Good job. Thank you very much, Chris. Now I'd like to go into the financial picture. For those of you familiar with the micro-cap biotech sector, it's a rough area over the past couple of years. But we're fortunate that we can announce that we have cash position, which we believe is sufficient to fund operations through multiple key milestones that are coming up. Our cash, cash equivalents and marketable securities are $10.1 million as of June 30, 2024. Our research and development expenses for the three months and six months ending in June 30, 2024 were $1.1 million and $3.1 million, respectively and that's compared to $3 million and $5 million for the same period of 2023. General and administrative expenses for the three months and six months that ended June 30, 2024 were $2.6 million and $6.4 million, respectively, compared to $2.6 million and $4.8 million for the same period of 2023. Now as we reflect on our progress, and the data is what tells the story of the progress that we've made over the past couple of years. You'll see that there are numerous articles, various peer-reviewed publications that are publishing data that show a bright future for Ampligen. And we are not only excited for the future of the company, but we believe that the Ampligen has the potential to unlock tremendous value for all stakeholders.

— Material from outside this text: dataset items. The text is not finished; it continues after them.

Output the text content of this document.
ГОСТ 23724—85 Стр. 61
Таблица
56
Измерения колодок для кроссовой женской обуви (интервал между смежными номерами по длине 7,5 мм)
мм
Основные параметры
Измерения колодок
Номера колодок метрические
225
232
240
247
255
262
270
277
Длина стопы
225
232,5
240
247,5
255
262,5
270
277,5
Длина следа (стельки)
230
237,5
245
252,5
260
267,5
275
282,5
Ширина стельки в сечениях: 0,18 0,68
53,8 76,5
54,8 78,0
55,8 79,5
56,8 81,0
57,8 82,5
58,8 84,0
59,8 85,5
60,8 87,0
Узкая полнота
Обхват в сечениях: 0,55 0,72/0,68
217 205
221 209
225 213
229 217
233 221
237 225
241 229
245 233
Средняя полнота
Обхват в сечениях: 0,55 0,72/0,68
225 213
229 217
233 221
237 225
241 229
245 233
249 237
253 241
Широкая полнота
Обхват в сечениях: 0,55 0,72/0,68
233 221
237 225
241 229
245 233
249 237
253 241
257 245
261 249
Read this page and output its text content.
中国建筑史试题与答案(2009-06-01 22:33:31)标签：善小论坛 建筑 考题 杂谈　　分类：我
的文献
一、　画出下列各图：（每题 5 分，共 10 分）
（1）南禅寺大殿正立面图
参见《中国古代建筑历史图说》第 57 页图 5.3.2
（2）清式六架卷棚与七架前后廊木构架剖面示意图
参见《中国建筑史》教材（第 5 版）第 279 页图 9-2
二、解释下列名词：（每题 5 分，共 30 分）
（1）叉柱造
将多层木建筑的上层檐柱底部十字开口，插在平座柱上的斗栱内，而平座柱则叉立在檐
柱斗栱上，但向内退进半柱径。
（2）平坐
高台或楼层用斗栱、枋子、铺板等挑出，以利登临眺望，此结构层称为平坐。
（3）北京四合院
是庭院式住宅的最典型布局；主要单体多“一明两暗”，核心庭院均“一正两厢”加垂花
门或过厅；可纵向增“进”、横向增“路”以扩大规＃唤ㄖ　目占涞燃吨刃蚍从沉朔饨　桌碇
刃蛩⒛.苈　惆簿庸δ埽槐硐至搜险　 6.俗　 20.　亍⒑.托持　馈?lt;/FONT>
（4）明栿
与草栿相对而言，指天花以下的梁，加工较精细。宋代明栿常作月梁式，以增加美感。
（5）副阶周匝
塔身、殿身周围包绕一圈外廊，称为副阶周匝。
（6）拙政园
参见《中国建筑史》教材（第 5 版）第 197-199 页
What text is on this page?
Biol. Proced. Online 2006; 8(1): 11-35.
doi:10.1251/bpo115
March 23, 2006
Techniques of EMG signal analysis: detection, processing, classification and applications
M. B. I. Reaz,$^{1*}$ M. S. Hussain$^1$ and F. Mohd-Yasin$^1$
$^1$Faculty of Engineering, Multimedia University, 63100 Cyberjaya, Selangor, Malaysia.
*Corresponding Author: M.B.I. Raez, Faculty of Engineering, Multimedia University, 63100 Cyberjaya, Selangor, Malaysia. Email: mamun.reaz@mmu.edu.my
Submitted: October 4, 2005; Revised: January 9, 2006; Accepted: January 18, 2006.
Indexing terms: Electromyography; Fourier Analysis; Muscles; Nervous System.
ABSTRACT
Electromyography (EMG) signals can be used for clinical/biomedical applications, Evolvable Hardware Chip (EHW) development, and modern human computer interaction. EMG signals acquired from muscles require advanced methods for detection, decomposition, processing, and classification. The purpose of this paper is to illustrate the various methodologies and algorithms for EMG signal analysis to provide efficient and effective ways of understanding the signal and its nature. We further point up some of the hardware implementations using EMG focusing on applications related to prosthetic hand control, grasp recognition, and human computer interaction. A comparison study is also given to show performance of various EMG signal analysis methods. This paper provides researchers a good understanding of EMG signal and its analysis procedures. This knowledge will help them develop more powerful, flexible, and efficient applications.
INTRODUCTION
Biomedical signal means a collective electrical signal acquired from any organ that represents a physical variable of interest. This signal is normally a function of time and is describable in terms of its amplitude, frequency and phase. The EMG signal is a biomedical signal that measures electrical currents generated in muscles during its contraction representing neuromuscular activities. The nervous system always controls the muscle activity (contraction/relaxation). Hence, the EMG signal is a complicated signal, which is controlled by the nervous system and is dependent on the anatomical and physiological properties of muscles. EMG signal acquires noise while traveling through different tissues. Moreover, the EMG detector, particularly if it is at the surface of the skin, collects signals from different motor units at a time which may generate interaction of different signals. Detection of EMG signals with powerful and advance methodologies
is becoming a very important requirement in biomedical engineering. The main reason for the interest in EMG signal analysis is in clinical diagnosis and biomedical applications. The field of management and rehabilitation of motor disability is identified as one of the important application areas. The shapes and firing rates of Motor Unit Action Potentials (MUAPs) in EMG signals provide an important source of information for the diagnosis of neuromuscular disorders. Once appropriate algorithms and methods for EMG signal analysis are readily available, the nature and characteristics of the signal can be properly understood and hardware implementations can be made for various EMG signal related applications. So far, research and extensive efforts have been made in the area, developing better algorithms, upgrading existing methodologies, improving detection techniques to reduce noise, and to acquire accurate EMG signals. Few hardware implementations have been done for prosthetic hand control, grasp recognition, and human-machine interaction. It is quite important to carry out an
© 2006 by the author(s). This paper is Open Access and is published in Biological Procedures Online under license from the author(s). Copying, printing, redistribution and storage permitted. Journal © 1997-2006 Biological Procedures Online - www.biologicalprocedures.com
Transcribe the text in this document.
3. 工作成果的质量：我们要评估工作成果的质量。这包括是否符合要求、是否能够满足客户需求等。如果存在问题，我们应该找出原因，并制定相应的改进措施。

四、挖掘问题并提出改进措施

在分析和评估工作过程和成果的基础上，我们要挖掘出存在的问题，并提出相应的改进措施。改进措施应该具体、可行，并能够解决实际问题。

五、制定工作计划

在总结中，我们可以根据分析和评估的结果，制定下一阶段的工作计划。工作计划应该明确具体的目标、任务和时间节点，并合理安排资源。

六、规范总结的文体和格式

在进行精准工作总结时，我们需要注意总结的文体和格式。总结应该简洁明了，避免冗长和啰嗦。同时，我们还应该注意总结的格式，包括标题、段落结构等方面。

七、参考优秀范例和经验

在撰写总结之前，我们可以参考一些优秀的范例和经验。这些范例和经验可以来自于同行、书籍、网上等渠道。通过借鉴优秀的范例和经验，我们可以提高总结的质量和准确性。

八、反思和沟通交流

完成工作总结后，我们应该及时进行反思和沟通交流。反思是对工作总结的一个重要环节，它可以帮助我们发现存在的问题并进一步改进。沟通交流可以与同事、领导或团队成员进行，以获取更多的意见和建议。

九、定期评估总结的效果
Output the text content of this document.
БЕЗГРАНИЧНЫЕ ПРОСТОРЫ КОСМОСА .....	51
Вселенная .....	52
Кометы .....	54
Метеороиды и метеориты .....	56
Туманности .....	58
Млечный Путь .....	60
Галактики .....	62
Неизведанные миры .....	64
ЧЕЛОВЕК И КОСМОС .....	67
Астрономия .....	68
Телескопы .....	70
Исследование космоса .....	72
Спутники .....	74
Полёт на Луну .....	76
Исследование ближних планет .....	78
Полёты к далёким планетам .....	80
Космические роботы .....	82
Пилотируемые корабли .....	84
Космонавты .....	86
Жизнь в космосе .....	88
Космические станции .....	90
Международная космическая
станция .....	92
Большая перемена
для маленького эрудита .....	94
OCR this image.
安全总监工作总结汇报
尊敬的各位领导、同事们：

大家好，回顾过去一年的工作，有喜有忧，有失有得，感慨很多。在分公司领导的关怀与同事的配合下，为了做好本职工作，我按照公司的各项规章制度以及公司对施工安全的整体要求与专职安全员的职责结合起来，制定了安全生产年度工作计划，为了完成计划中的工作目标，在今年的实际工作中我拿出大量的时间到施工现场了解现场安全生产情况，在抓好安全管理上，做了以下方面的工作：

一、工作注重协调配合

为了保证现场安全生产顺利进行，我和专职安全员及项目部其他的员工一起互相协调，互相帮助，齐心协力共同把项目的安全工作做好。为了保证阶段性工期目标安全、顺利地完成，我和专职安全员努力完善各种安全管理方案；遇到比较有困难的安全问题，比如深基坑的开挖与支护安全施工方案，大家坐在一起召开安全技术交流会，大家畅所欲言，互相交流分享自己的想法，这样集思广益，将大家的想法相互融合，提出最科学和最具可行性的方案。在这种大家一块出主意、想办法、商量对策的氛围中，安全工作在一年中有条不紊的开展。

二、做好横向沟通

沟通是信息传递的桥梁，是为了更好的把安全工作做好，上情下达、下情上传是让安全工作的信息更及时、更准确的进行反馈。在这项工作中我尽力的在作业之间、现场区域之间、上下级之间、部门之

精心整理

And when I say stakeholders, I'm not just talking about investors but the patient populations that we hope to serve also. And when you look at our company, you may ask, well, why AIM, why now? The reason is we have encouraging data that drives our programs. We have multiple ongoing clinical studies at top cancer research institutions. And with regard to two of these studies, we're collaborating with big pharma companies, for example, the advanced recurrent ovarian cancer study at Pit. We collaborate, if you look at the clinicaltrial.gov filing with Merck and Erasmus in the Netherlands, our DURIPANC studies in collaboration with AstraZeneca. So we have all the ingredients, we believe, for a bright future. Thank you very much, everybody for your interest. At this point, I'd like to open up the floor for questions. Operator?

Again, I just want to thank everybody for their interest, and we're working very hard to fulfill AIM's motto, immunology for a better future. Thank you very much.

Thank you. That does conclude today's teleconference and webcast. You may disconnect your line at this time, and have a wonderful day. We thank you for your participation today.